Olen birinin arkasindan neler yapilir?

Yasin suresi okuyorum sayiya bagli kalmadan kalbim mutmain oluncaya kadar okuyorum sayi ile mi okumaliyim? Omrum yettigince ve Allah izin verdigi muddetce her gun okumayi dusunuyorum cunku.
Yasin suresi hediye edildiginde bolunmez sevabi hediye edilen herkese tam ulasir diye biliyorum ama dogrusu nedir. Okurken niyetimi nasil yapmaliyim. Babam icin okuyorum niyetimi babama diye belirtmeli miyim yoksa Allah rizasi icin mi demeliyim? Hediye ederken basta Peygamberimize, aline ashabina, gelmis gecmis butun peygamberlere, evliyalarimiza, sehitlerimize ve butun olmuslerimize diyorum tanidigim olmusleri sayiyorum..

Ihlas, fatiha ve ayetel kursi okuyorum, 70.000 kelimei tevhid okudum ve sadaka veriyorum. Bunlari hediye ederken de once Peygamberimize sonra babama hediye ediyorum peygamberimize hediye etmeden ulasmaz diye biliyorum ihlas fatiha ve ayetel kursinin sevabi bolunuyor ise babama ayrica mi okumaliyim?

Hastaligi sebebi ile tutamadigi oruclari tutabilir miyim? Tutabilir isem nasil niyet yapmaliyim?

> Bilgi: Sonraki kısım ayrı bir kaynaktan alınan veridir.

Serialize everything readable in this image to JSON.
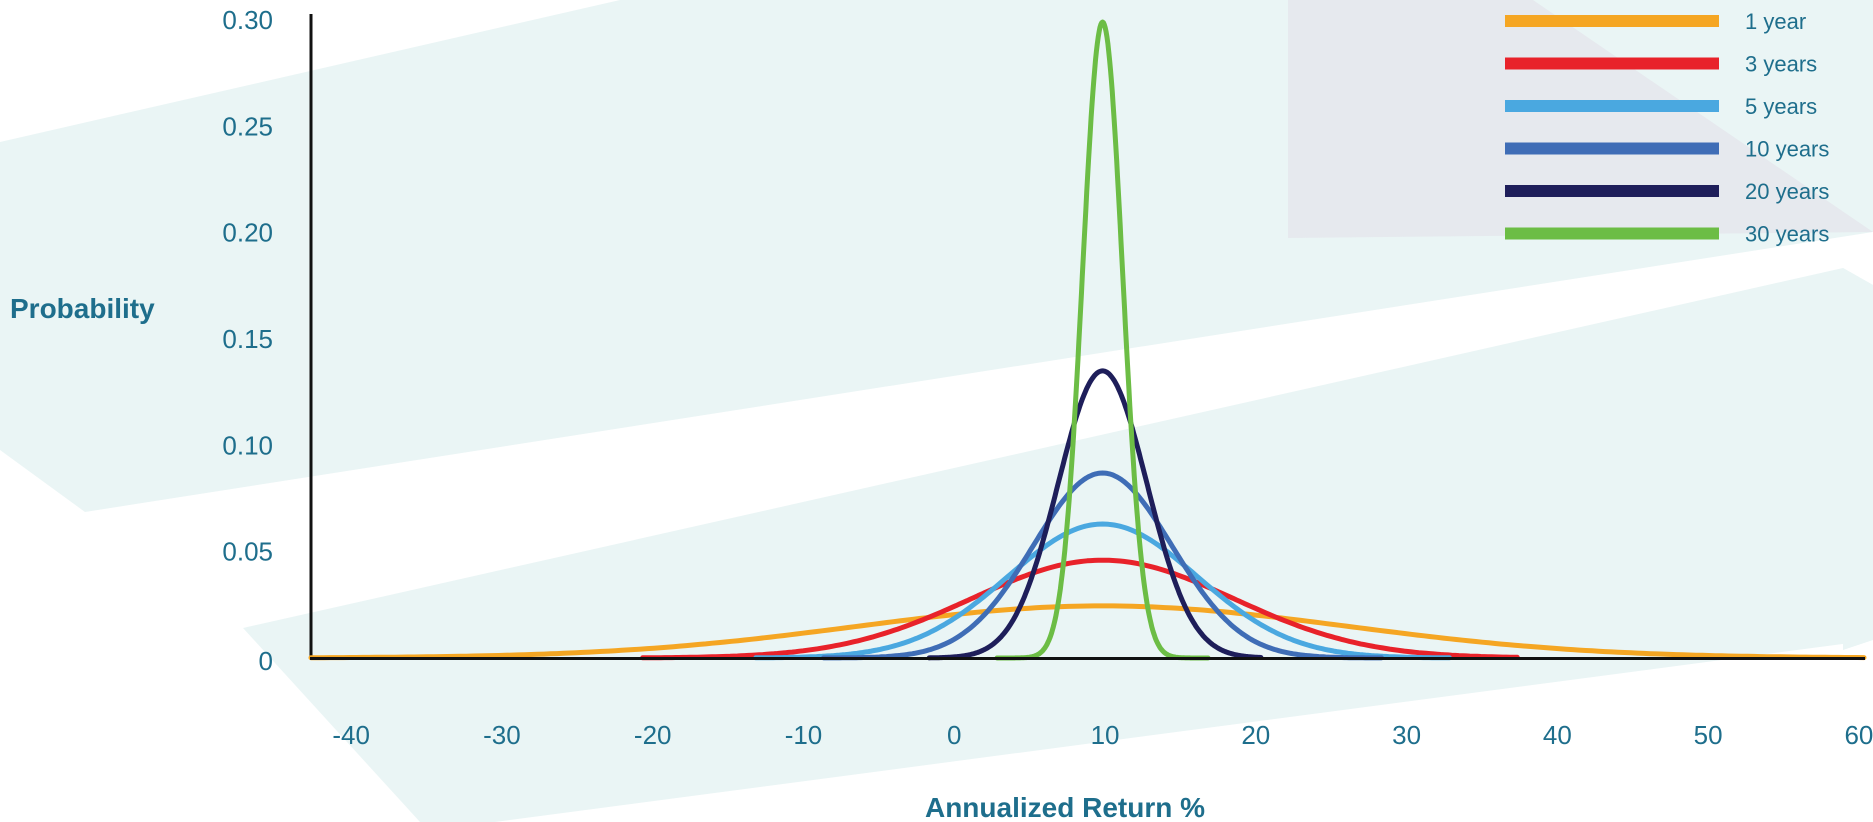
{
  "chart_data": {
    "type": "line",
    "xlabel": "Annualized Return %",
    "ylabel": "Probability",
    "xlim": [
      -42,
      61
    ],
    "ylim": [
      0,
      0.3
    ],
    "x_ticks": [
      -40,
      -30,
      -20,
      -10,
      0,
      10,
      20,
      30,
      40,
      50,
      60
    ],
    "x_tick_labels": [
      "-40",
      "-30",
      "-20",
      "-10",
      "0",
      "10",
      "20",
      "30",
      "40",
      "50",
      "60"
    ],
    "y_ticks": [
      0,
      0.05,
      0.1,
      0.15,
      0.2,
      0.25,
      0.3
    ],
    "y_tick_labels": [
      "0",
      "0.05",
      "0.10",
      "0.15",
      "0.20",
      "0.25",
      "0.30"
    ],
    "legend_position": "top-right",
    "grid": false,
    "series": [
      {
        "name": "1 year",
        "color": "#f5a623",
        "mean": 10.5,
        "peak": 0.0245,
        "sd": 16.3,
        "x_range": [
          -42,
          61
        ]
      },
      {
        "name": "3 years",
        "color": "#e8222a",
        "mean": 10.5,
        "peak": 0.046,
        "sd": 8.7,
        "x_range": [
          -20,
          38
        ]
      },
      {
        "name": "5 years",
        "color": "#4aa8e0",
        "mean": 10.5,
        "peak": 0.063,
        "sd": 6.3,
        "x_range": [
          -12.5,
          33.5
        ]
      },
      {
        "name": "10 years",
        "color": "#3f6db6",
        "mean": 10.5,
        "peak": 0.087,
        "sd": 4.6,
        "x_range": [
          -8,
          29
        ]
      },
      {
        "name": "20 years",
        "color": "#1e1e5a",
        "mean": 10.5,
        "peak": 0.135,
        "sd": 2.95,
        "x_range": [
          -1,
          21
        ]
      },
      {
        "name": "30 years",
        "color": "#6cbd45",
        "mean": 10.5,
        "peak": 0.299,
        "sd": 1.33,
        "x_range": [
          3.5,
          17.5
        ]
      }
    ],
    "background_colors": {
      "panel": "#eaf5f5",
      "panel_grey": "#e6e9ee"
    }
  }
}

Salavat okurken olen birine niyet ederek okunur mu? Delailul hayrat, salavati kubra ve beserilul hayrat okurken babama niyet edebilir miyim?

Baska neler okuyabilirim ve neler yapabilirim bilen hocalarimizdan Allah rizasi icin eksik ve yanlis bildiklerim varsa yardimlarini rica ediyorum.

ebureyhan 11.04.20 17:48

Ameller niyetlere göredir. Guzel dusunuyorsun fakat herkes azigini kendi alip gitmeli bu dunyadan

Swordsfish 11.04.20 18:04

Hayatta iken yaptıklarının, vefatından sonra kişinin kendisine ulaşacağını ifade ve hayatta iken hayır yapmaya teşvik eden pek çok hadis-i şerif vardır.(1) Peygamber Efendimiz (s.a.v)

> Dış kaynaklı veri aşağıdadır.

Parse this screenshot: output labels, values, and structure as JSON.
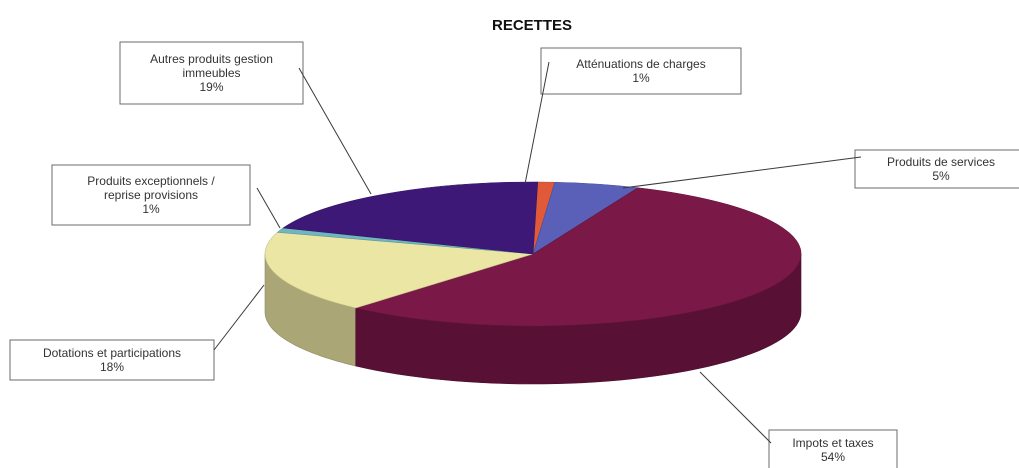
{
  "chart_data": {
    "type": "pie",
    "three_d": true,
    "title": "RECETTES",
    "legend": "none",
    "slices": [
      {
        "name_lines": [
          "Atténuations de charges"
        ],
        "value": 1,
        "label": "1%",
        "color": "#e05a3a"
      },
      {
        "name_lines": [
          "Produits de services"
        ],
        "value": 5,
        "label": "5%",
        "color": "#5a5fb8"
      },
      {
        "name_lines": [
          "Impots et taxes"
        ],
        "value": 54,
        "label": "54%",
        "color": "#7a1848"
      },
      {
        "name_lines": [
          "Dotations et participations"
        ],
        "value": 18,
        "label": "18%",
        "color": "#ece6a4"
      },
      {
        "name_lines": [
          "Produits exceptionnels /",
          "reprise provisions"
        ],
        "value": 1,
        "label": "1%",
        "color": "#6fb7bf"
      },
      {
        "name_lines": [
          "Autres produits gestion",
          "immeubles"
        ],
        "value": 19,
        "label": "19%",
        "color": "#3e1877"
      }
    ]
  }
}
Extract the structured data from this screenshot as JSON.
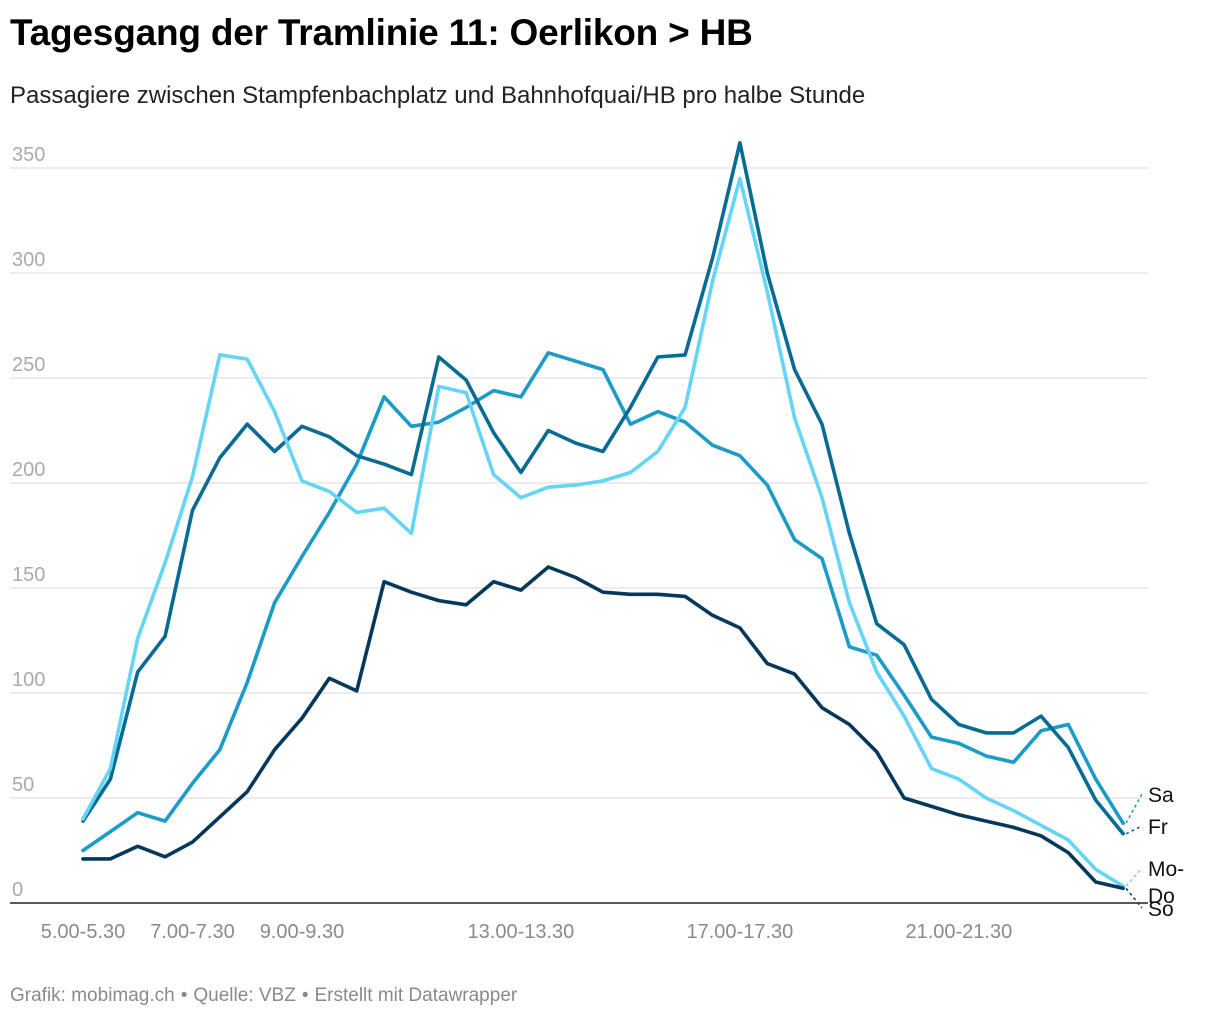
{
  "header": {
    "title": "Tagesgang der Tramlinie 11: Oerlikon > HB",
    "subtitle": "Passagiere zwischen Stampfenbachplatz und Bahnhofquai/HB pro halbe Stunde"
  },
  "footer": {
    "credit": "Grafik: mobimag.ch",
    "source": "Quelle: VBZ",
    "tool": "Erstellt mit Datawrapper",
    "separator": "•"
  },
  "chart_data": {
    "type": "line",
    "ylim": [
      0,
      360
    ],
    "yticks": [
      0,
      50,
      100,
      150,
      200,
      250,
      300,
      350
    ],
    "xtick_labels": [
      {
        "index": 0,
        "label": "5.00-5.30"
      },
      {
        "index": 4,
        "label": "7.00-7.30"
      },
      {
        "index": 8,
        "label": "9.00-9.30"
      },
      {
        "index": 16,
        "label": "13.00-13.30"
      },
      {
        "index": 24,
        "label": "17.00-17.30"
      },
      {
        "index": 32,
        "label": "21.00-21.30"
      }
    ],
    "grid": true,
    "legend": "direct labels at right end",
    "series": [
      {
        "name": "Sa",
        "color": "#1b9bc7",
        "values": [
          25,
          34,
          43,
          39,
          57,
          73,
          105,
          143,
          165,
          186,
          209,
          241,
          227,
          229,
          236,
          244,
          241,
          262,
          258,
          254,
          228,
          234,
          229,
          218,
          213,
          199,
          173,
          164,
          122,
          118,
          99,
          79,
          76,
          70,
          67,
          82,
          85,
          59,
          38
        ]
      },
      {
        "name": "Fr",
        "color": "#086b94",
        "values": [
          39,
          59,
          110,
          127,
          187,
          212,
          228,
          215,
          227,
          222,
          213,
          209,
          204,
          260,
          249,
          224,
          205,
          225,
          219,
          215,
          236,
          260,
          261,
          307,
          362,
          300,
          254,
          228,
          176,
          133,
          123,
          97,
          85,
          81,
          81,
          89,
          74,
          49,
          33
        ]
      },
      {
        "name": "Mo-Do",
        "color": "#64d4f7",
        "values": [
          40,
          64,
          126,
          162,
          203,
          261,
          259,
          234,
          201,
          196,
          186,
          188,
          176,
          246,
          243,
          204,
          193,
          198,
          199,
          201,
          205,
          215,
          236,
          296,
          345,
          291,
          231,
          193,
          143,
          110,
          89,
          64,
          59,
          50,
          44,
          37,
          30,
          16,
          8
        ]
      },
      {
        "name": "So",
        "color": "#06385b",
        "values": [
          21,
          21,
          27,
          22,
          29,
          41,
          53,
          73,
          88,
          107,
          101,
          153,
          148,
          144,
          142,
          153,
          149,
          160,
          155,
          148,
          147,
          147,
          146,
          137,
          131,
          114,
          109,
          93,
          85,
          72,
          50,
          46,
          42,
          39,
          36,
          32,
          24,
          10,
          7
        ]
      }
    ]
  }
}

"İnsan ölünce (salih) ameli kesilir. Ancak üç amel (in sevabı) kesilmez: Sadaka-i câriye (kamuya yararlı sadaka), faydalanılan bir ilim ve arkasında kendisine dua edecek hayırlı bir çocuk bırakmak."(2)

buyurarak buna işaret etmiştir. Ebû Hureyre'den rivâyet edilen hadis-i şerifte Peygamber Efendimiz (s.a.v) amellerin sayısını (sadaka-i cariyeyi tafsil etmek suretiyle) çoğaltarak:

"Mü'min'e ölümünden sonra amel ve hasenatından ulaşacak şey: Öğretip yaydığı ilim, bıraktığı salih evlat, miras bıraktığı Mushaf, yaptığı mescit, yolcu için yaptığı ev, akıttığı ırmak ve sağlığında malından verdiği sadakadır."(3)

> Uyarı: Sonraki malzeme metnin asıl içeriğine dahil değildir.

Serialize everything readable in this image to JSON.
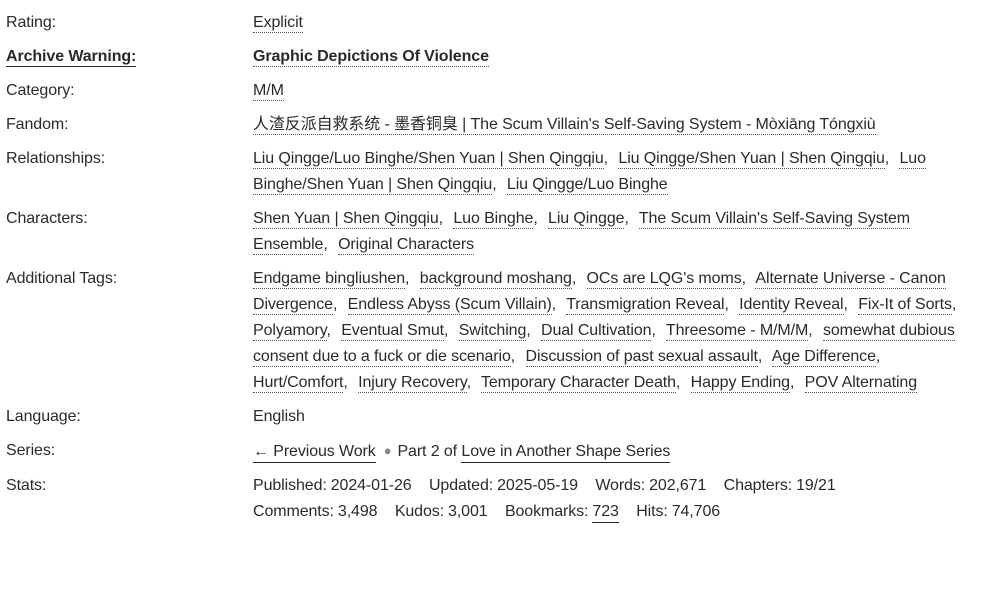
{
  "punct": {
    "comma": ","
  },
  "colors": {
    "text": "#2a2a2a",
    "dotted_underline": "#555555",
    "solid_underline": "#2a2a2a",
    "bullet": "#888888",
    "background": "#ffffff"
  },
  "rating": {
    "label": "Rating:",
    "value": "Explicit"
  },
  "warning": {
    "label": "Archive Warning:",
    "value": "Graphic Depictions Of Violence"
  },
  "category": {
    "label": "Category:",
    "value": "M/M"
  },
  "fandom": {
    "label": "Fandom:",
    "value": "人渣反派自救系统 - 墨香铜臭 | The Scum Villain's Self-Saving System - Mòxiāng Tóngxiù"
  },
  "relationships": {
    "label": "Relationships:",
    "tags": [
      "Liu Qingge/Luo Binghe/Shen Yuan | Shen Qingqiu",
      "Liu Qingge/Shen Yuan | Shen Qingqiu",
      "Luo Binghe/Shen Yuan | Shen Qingqiu",
      "Liu Qingge/Luo Binghe"
    ]
  },
  "characters": {
    "label": "Characters:",
    "tags": [
      "Shen Yuan | Shen Qingqiu",
      "Luo Binghe",
      "Liu Qingge",
      "The Scum Villain's Self-Saving System Ensemble",
      "Original Characters"
    ]
  },
  "additional": {
    "label": "Additional Tags:",
    "tags": [
      "Endgame bingliushen",
      "background moshang",
      "OCs are LQG's moms",
      "Alternate Universe - Canon Divergence",
      "Endless Abyss (Scum Villain)",
      "Transmigration Reveal",
      "Identity Reveal",
      "Fix-It of Sorts",
      "Polyamory",
      "Eventual Smut",
      "Switching",
      "Dual Cultivation",
      "Threesome - M/M/M",
      "somewhat dubious consent due to a fuck or die scenario",
      "Discussion of past sexual assault",
      "Age Difference",
      "Hurt/Comfort",
      "Injury Recovery",
      "Temporary Character Death",
      "Happy Ending",
      "POV Alternating"
    ]
  },
  "language": {
    "label": "Language:",
    "value": "English"
  },
  "series": {
    "label": "Series:",
    "prev_link": "← Previous Work",
    "bullet": "●",
    "part_text": "Part 2 of",
    "series_link": "Love in Another Shape Series"
  },
  "stats": {
    "label": "Stats:",
    "items": [
      {
        "label": "Published:",
        "value": "2024-01-26"
      },
      {
        "label": "Updated:",
        "value": "2025-05-19"
      },
      {
        "label": "Words:",
        "value": "202,671"
      },
      {
        "label": "Chapters:",
        "value": "19/21"
      },
      {
        "label": "Comments:",
        "value": "3,498"
      },
      {
        "label": "Kudos:",
        "value": "3,001"
      },
      {
        "label": "Bookmarks:",
        "value": "723"
      },
      {
        "label": "Hits:",
        "value": "74,706"
      }
    ]
  }
}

buyurmuşlardır. Başka bir hadisin ifadesiyle;

"Ölüyü (mezara kadar) üç şey takip eder: Ailesi, malı ve ameli. Bunlardan ikisi geri döner, biri bâki kalır. Ailesi ve malı geri döner, ameli kendisiyle bâki kalır."(4)

Bu ve benzeri(5) hadis-i şeriflerden de anlaşılacağı üzere insan, dünyada iken kendisinin yaptığı veya başkalarının yapmasına vesile olduğu amellerden istifade edecektir. Zaten bunda alimler de ittifak etmişlerdir.(6) Fakat kişinin ölümünden sonra başkalarının kendisi için yapacakları iyi işlerin sevabının veya bunlardan hangisinin ulaşıp ulaşmayacağı konusunda ihtilaf edilmiştir.


Ehl-i Sünnet alimlerinin hepsi, hangi amelin fayda verip, hangisinin fayda vermeyeceği meselesinde ihtilaf etmişler ise de, ölüye başkalarının yapacağı amellerin fayda vereceği hususunda ittifak etmişlerdir. Çünkü bu konuda, bazı amel ve iyiliklerin fayda vereceğine dair, apaçık ayet ve hadisler vardır. Mesela, dua ve istiğfarın faydalı olacağına

"Onlardan, sonra gelenler şöyle derler: Ey Rabbimiz, bizi ve bizden önce imanla geçmiş olan kardeşlerimizi bağışla; kalplerimizde iman edenlere karşı bir kin bırakma."(11)

ayet-i kerimesi delalet etmektedir. Bu ayet-i kerimede Cenab-ı Hak, daha önce iman edip de göçmüş olan kardeşleri için istiğfar eden mü'minleri övmüştür. Eğer istiğfarın ölülere bir faydası olmasaydı, Allah Teâlâ onları övmezdi.(12)

Peygamber Efendimiz de

"Ölüye namaz kıldığınız zaman ona gönülden dua edin."(13)

buyurmuş ve kendisi de kıldığı cenaze namazlarında ölü için dua etmiştir. Şayet bu namaz ve duanın ölüye bir faydası olmasaydı, Rasulullah (s.a.v) bunu ne kendi yapardı ne de başkalarına emrederdi.(14) Halbûki O, kendisi de birinin cenaze namazını kıldırırken

"Allah'ım, filan oğlu filan senin güvencende, senin koruman altındadır. Onu kabir fitnesinden ve cehennem azabından koru. Sen vefa ve övgü sahibisin. Allah'ım onu bağışla, ona acı! Muhakkak ki sen çok bağışlayan, çok acıyansın."(15)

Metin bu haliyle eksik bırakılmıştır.